Layer 1 — SansadSaar infrastructure
| Component | Cost | Notes |
| The app itself | Free | Static HTML on GitHub Pages. |
| Daily data scrape | Free | GitHub Actions free tier (public repos = unlimited minutes). |
| Data hosting | Free | GitHub Pages, 100 GB/month soft limit. Current data <500 MB. |
| Custom domain (Cloudflare) | Free | Cloudflare DNS + Pages, free tier. |
Layer 2 — Local AI inference
| Model | Cost | Limits |
| Gemma 4 / Ternary Bonsai (any size) | Free | Runs on your GPU. Bandwidth: one-time download, then nothing. CPU/GPU time is yours. |
Layer 3 — BYOK API providers (optional)
| Provider | Free tier | Pay-as-you-go |
| Anthropic (Claude) |
None — paid only. |
~$3/M input · $15/M output (Sonnet 4.5). A 50-page summary ≈ $0.05–$0.10. |
| OpenAI (GPT) |
None on most models. Some accounts get $5 trial credit. |
~$0.15/M input · $0.60/M output (GPT-4o-mini). A summary ≈ $0.005. |
| Google Gemini |
Yes. 15 req/min, 1M tokens/day free. Get a key at aistudio.google.com. |
Above the free tier, ~$0.075/M input · $0.30/M output (Gemini 2.5 Flash). |
| Groq |
Yes. Free tier with rate limits (~30 req/min). Inference is very fast (Llama 3.3 70B in seconds). Get a key at console.groq.com. |
Pay tier available for higher rate limits. |
| OpenRouter |
Yes. Free models (look for :free suffix in the model name). Get a key at openrouter.ai. |
Pay-as-you-go for premium models from many providers. |
| Ollama |
Yes — fully free. Runs on your computer. Install from ollama.com, then ollama pull llama3.2. Set OLLAMA_ORIGINS=https://sansadsaar.naklitechie.com when starting Ollama so the browser can reach it. |
— |
| Custom OpenAI-compatible |
Whatever your endpoint charges (or doesn't). |
For self-hosted vLLM / LM Studio / Together.ai etc. |
Layer 3b — Web-search enrichment (optional)
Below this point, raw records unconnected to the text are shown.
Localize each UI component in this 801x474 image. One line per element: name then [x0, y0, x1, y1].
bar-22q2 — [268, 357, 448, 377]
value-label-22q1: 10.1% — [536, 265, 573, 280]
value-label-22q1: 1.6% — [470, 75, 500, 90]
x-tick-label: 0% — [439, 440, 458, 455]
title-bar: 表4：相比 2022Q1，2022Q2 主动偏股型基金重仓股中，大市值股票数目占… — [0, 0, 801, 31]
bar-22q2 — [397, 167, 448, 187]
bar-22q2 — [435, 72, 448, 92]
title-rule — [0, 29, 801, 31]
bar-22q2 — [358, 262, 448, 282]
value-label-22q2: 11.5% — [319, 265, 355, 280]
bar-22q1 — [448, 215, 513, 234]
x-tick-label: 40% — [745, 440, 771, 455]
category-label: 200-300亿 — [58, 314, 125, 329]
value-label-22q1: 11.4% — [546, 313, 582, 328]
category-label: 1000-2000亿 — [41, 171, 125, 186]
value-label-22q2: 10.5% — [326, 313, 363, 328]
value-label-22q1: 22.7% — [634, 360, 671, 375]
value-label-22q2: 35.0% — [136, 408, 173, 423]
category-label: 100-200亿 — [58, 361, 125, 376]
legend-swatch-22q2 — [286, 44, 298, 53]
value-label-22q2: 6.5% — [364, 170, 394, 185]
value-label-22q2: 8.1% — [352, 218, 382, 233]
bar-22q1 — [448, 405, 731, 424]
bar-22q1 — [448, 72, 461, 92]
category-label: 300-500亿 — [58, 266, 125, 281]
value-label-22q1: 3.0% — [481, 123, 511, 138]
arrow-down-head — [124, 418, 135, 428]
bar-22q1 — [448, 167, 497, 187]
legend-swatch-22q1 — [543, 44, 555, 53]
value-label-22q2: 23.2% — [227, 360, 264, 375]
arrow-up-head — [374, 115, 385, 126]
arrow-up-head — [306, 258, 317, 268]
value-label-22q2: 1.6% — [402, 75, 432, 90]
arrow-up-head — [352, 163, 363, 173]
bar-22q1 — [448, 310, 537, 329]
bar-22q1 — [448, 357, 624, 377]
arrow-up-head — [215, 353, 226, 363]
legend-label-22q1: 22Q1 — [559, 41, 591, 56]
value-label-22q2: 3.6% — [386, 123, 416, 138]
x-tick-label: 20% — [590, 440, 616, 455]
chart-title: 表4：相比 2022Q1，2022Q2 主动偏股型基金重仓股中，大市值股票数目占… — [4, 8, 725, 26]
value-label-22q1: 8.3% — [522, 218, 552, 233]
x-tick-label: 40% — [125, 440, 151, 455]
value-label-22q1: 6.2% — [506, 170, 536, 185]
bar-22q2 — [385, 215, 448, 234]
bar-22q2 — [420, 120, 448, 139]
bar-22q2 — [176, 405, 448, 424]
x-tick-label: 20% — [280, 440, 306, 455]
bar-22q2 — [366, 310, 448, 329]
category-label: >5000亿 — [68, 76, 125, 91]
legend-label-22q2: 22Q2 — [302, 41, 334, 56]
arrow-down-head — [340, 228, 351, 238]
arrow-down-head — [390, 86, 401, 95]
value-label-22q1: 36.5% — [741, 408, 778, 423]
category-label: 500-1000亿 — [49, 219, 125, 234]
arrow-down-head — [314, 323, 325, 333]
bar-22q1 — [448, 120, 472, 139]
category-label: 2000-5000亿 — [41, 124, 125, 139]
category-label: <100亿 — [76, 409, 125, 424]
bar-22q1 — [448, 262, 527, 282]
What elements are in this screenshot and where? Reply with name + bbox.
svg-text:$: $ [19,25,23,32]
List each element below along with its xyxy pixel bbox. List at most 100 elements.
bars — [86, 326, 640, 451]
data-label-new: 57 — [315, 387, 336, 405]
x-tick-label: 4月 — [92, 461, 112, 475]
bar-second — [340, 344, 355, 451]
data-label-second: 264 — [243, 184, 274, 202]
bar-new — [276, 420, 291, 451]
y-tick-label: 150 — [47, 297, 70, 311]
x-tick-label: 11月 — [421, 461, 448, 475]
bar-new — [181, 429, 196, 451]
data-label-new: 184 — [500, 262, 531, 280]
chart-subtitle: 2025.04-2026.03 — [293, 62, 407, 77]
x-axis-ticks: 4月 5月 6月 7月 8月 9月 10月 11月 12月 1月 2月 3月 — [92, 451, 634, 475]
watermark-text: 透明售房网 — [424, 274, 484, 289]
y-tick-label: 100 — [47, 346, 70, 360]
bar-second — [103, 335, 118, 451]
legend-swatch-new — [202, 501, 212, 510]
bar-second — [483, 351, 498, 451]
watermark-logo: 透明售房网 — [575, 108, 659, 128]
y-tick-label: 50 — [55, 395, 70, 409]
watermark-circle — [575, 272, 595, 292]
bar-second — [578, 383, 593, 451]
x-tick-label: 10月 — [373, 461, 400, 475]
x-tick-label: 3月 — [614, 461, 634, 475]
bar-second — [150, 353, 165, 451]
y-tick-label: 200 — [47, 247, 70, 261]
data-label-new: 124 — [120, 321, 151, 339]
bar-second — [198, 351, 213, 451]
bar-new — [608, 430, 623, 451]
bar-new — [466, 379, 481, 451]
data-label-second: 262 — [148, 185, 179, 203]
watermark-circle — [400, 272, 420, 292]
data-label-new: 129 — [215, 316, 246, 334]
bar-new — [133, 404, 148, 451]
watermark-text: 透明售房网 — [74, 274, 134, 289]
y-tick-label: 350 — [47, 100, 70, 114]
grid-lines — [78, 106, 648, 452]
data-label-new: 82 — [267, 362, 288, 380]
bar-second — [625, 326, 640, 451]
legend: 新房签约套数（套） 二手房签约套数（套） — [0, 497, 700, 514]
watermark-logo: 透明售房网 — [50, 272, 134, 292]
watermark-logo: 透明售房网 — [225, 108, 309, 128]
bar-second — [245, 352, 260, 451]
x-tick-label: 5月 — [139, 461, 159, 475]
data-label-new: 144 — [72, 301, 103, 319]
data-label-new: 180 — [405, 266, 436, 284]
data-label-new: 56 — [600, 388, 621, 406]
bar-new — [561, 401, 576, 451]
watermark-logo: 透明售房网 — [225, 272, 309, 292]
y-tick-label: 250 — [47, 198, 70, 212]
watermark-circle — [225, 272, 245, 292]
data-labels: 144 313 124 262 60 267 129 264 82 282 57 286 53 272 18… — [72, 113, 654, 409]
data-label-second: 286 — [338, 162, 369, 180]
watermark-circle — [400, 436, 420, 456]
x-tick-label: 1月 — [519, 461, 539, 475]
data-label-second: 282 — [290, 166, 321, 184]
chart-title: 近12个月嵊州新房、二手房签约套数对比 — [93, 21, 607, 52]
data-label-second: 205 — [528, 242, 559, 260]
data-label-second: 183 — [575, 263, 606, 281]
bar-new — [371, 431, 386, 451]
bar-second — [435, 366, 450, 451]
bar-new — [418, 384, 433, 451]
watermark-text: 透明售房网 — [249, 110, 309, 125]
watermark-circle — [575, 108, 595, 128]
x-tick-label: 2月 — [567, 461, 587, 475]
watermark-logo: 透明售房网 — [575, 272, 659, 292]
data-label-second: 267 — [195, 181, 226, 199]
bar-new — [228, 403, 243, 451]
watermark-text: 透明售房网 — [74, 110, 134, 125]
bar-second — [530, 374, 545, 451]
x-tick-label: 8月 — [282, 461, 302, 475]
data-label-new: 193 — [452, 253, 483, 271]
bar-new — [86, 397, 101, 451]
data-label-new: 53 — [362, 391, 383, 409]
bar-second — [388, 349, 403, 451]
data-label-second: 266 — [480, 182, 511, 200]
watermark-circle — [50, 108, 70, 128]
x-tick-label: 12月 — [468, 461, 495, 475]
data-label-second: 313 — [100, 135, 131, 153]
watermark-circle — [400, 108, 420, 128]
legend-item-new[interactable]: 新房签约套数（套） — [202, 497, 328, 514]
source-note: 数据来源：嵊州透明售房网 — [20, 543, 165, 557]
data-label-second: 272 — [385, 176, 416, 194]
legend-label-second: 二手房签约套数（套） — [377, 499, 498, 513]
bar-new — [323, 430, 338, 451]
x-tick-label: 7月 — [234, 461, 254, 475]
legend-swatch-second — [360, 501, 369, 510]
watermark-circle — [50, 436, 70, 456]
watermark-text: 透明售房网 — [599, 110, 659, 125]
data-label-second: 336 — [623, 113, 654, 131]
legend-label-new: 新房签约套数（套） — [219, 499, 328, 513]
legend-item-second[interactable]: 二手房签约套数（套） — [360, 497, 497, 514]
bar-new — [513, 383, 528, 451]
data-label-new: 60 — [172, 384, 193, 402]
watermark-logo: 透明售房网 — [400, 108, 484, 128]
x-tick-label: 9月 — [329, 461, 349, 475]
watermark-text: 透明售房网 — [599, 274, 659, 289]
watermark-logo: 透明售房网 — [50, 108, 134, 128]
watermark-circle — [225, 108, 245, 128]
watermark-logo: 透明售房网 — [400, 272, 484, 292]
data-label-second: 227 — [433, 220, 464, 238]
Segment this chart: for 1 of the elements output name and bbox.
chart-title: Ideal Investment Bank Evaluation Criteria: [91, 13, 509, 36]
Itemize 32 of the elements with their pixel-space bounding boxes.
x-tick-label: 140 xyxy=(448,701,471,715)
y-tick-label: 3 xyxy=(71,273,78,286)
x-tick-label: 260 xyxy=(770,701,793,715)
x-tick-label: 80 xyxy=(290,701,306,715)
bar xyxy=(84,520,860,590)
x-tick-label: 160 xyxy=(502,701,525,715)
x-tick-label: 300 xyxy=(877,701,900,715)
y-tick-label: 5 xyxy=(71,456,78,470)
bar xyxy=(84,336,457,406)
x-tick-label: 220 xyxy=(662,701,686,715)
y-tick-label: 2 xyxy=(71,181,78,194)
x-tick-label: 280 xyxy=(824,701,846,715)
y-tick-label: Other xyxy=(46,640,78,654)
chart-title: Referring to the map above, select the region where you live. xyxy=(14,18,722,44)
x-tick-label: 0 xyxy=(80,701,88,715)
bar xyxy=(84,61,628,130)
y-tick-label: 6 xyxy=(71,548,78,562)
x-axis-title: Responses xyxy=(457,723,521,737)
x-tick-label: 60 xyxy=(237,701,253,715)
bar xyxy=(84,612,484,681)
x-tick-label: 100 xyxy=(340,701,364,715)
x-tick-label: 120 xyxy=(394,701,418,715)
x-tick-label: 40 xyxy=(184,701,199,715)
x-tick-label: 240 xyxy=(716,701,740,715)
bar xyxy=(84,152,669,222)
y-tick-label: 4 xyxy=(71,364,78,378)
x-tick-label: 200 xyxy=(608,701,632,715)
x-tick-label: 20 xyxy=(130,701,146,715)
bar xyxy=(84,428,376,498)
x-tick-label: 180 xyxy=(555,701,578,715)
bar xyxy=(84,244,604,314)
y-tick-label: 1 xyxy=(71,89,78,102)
| Provider | Free tier | Pay-as-you-go |
| Tavily | 1,000 queries/month | $10–$80/month for higher tiers. |
| Brave Search | 2,000 queries/month | From $3/CPM (1,000 queries). |
| SearXNG | Free, self-hosted | — |
Recommended free path for most people. Local AI = Gemma 4 E2B (or Ternary Bonsai 1.7B if low on bandwidth) + Tavily for search enrichment. You'll never see a bill.
13. Troubleshooting
The local model won't load
- Check the AI status pill — if it says "No WebGPU", the browser doesn't support WebGPU. Use Chrome 113+, Edge 113+, Brave, or Firefox 130+.
- If it shows "Worker error", open DevTools console for the underlying message (network failure, OOM, model file corruption). The "Clear cache" button in Settings forces a re-download.
Generation is slow
- Local AI on a CPU-only machine is slow — WebGPU on a recent GPU is needed for usable speed. Check
chrome://gpu in Chrome.
- Long reports get truncated to fit the model's context window (8K for Gemma 4 E2B, 32K for Bonsai 1.7B/4B, 64K for Bonsai 8B). For very long reports, the larger Bonsai models or a BYOK provider produce better summaries.
Ollama returns CORS errors
Ollama's HTTP API doesn't allow cross-origin requests by default. Set OLLAMA_ORIGINS when starting Ollama:
OLLAMA_ORIGINS="https://sansadsaar.naklitechie.com" ollama serve
If you opened the app via http://localhost:8000 for local dev, set OLLAMA_ORIGINS=http://localhost:8000 instead.
The mirror is missing data
The daily action runs at 04:30 UTC (10:00 IST). If a new report shows up on sansad.in mid-day, it'll appear in SansadSaar the next morning. Settings → Refresh from mirror force-fetches; on a fresh visit the latest data loads automatically.
Where do credits live?
Help → Credits tab. Open from the ? button in the header.
Built on top of ParliamentWatch by Pranay Kotasthane — the scraper, committee config, and original idea are his. SansadSaar repackages it with on-device AI. Full credit list in the Help → Credits tab.